What had enticed me to go in was a set of bagpipes I saw through the window that was in a display case. I always wanted a set of pipes and I was curious about the price.

It was a full set of Highland pipes with drones, mouthpiece, and chanter made of African ebony with real ivory trims and mounts, and an authentic suede bag covered with the tartan of the Black Watch, the Forty Twa.

I was surprised with the low price, but as the clerk explained, they had bought the set from a person who sold it to the store for a very low price to cure a financial problem, and pipes not being something they dealt with, they wanted to just move it along.

They allowed me to make a small down payment, and a week or two later I was able to get back to pay the balance.

 I played various woodwind instruments among them the recorder, and it did not take long to see that the fingering was easy because of that.

 Filling the bag and keeping it filled was the problem.
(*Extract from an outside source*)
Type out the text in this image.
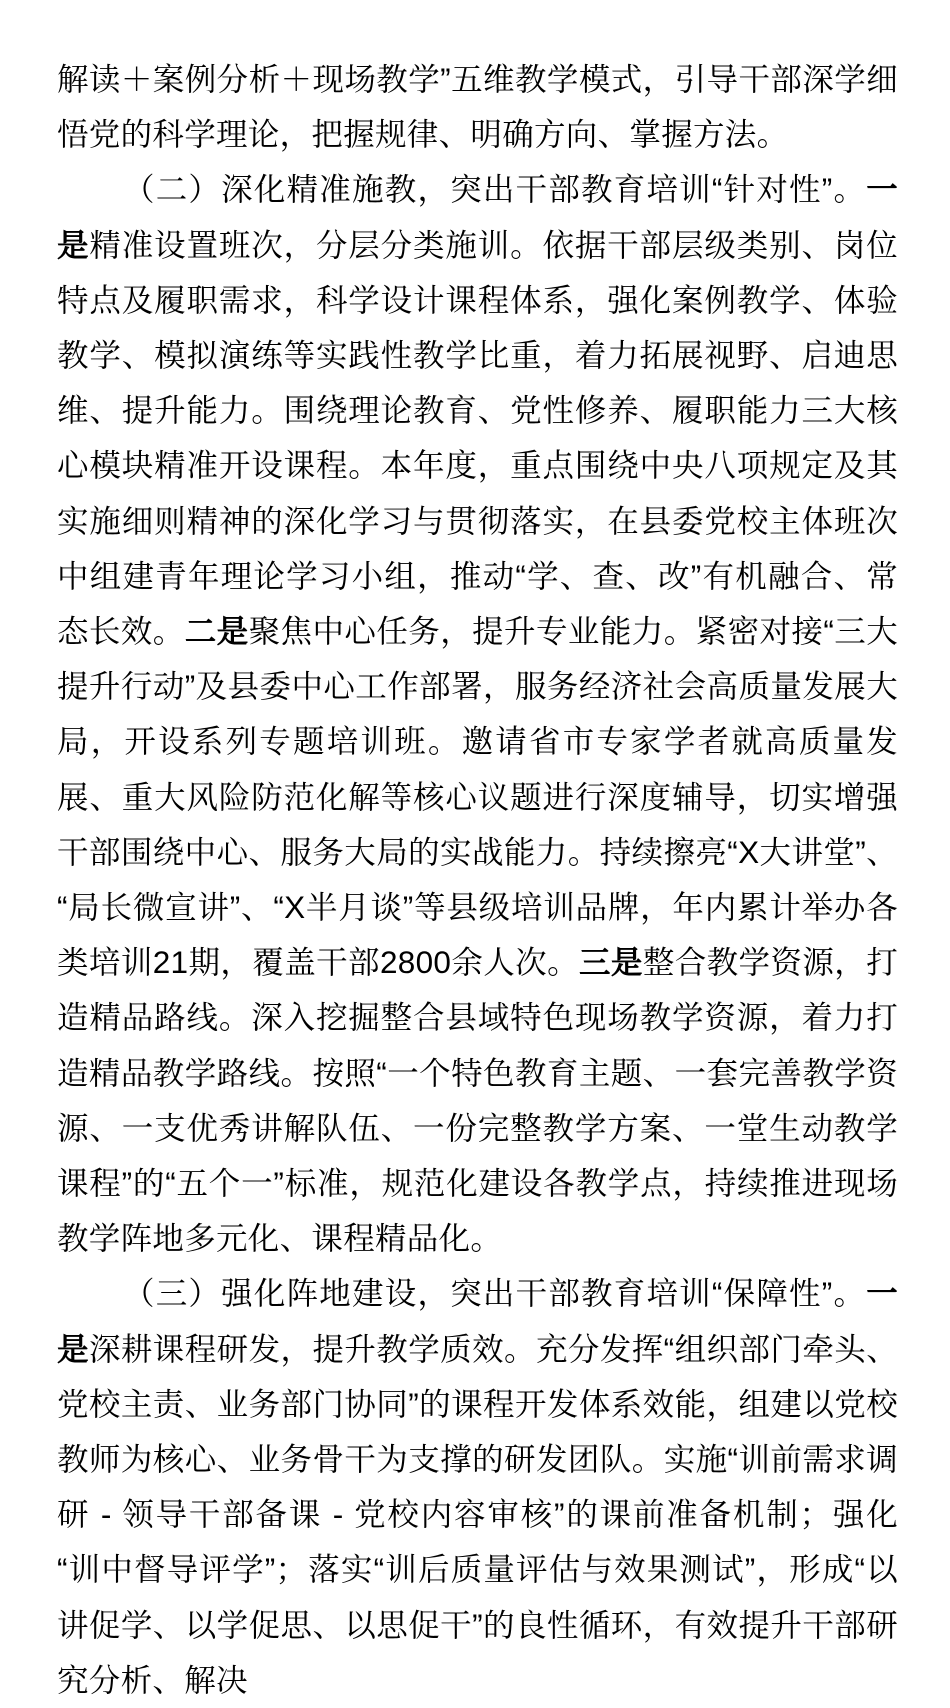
解读＋案例分析＋现场教学”五维教学模式，引导干部深学细悟党的科学理论，把握规律、明确方向、掌握方法。

（二）深化精准施教，突出干部教育培训“针对性”。一是精准设置班次，分层分类施训。依据干部层级类别、岗位特点及履职需求，科学设计课程体系，强化案例教学、体验教学、模拟演练等实践性教学比重，着力拓展视野、启迪思维、提升能力。围绕理论教育、党性修养、履职能力三大核心模块精准开设课程。本年度，重点围绕中央八项规定及其实施细则精神的深化学习与贯彻落实，在县委党校主体班次中组建青年理论学习小组，推动“学、查、改”有机融合、常态长效。二是聚焦中心任务，提升专业能力。紧密对接“三大提升行动”及县委中心工作部署，服务经济社会高质量发展大局，开设系列专题培训班。邀请省市专家学者就高质量发展、重大风险防范化解等核心议题进行深度辅导，切实增强干部围绕中心、服务大局的实战能力。持续擦亮“X大讲堂”、“局长微宣讲”、“X半月谈”等县级培训品牌，年内累计举办各类培训21期，覆盖干部2800余人次。三是整合教学资源，打造精品路线。深入挖掘整合县域特色现场教学资源，着力打造精品教学路线。按照“一个特色教育主题、一套完善教学资源、一支优秀讲解队伍、一份完整教学方案、一堂生动教学课程”的“五个一”标准，规范化建设各教学点，持续推进现场教学阵地多元化、课程精品化。

（三）强化阵地建设，突出干部教育培训“保障性”。一是深耕课程研发，提升教学质效。充分发挥“组织部门牵头、党校主责、业务部门协同”的课程开发体系效能，组建以党校教师为核心、业务骨干为支撑的研发团队。实施“训前需求调研 - 领导干部备课 - 党校内容审核”的课前准备机制；强化“训中督导评学”；落实“训后质量评估与效果测试”，形成“以讲促学、以学促思、以思促干”的良性循环，有效提升干部研究分析、解决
A fellow teacher in New Rochelle, who was also an auxiliary NYC police officer, introduced me to the officer who led the NYCPD Bagpipe contingent who solved that problem by telling me to fill the bag until the chanter had an erection, his language was quite colorful, and then just blow into the bag to keep it filled.

I had that set of pipes for about 15 years before they were taken by someone with discerning taste who had broken into my apartment in Long Beach, California also taking other objects that were not run of the mill fencible items.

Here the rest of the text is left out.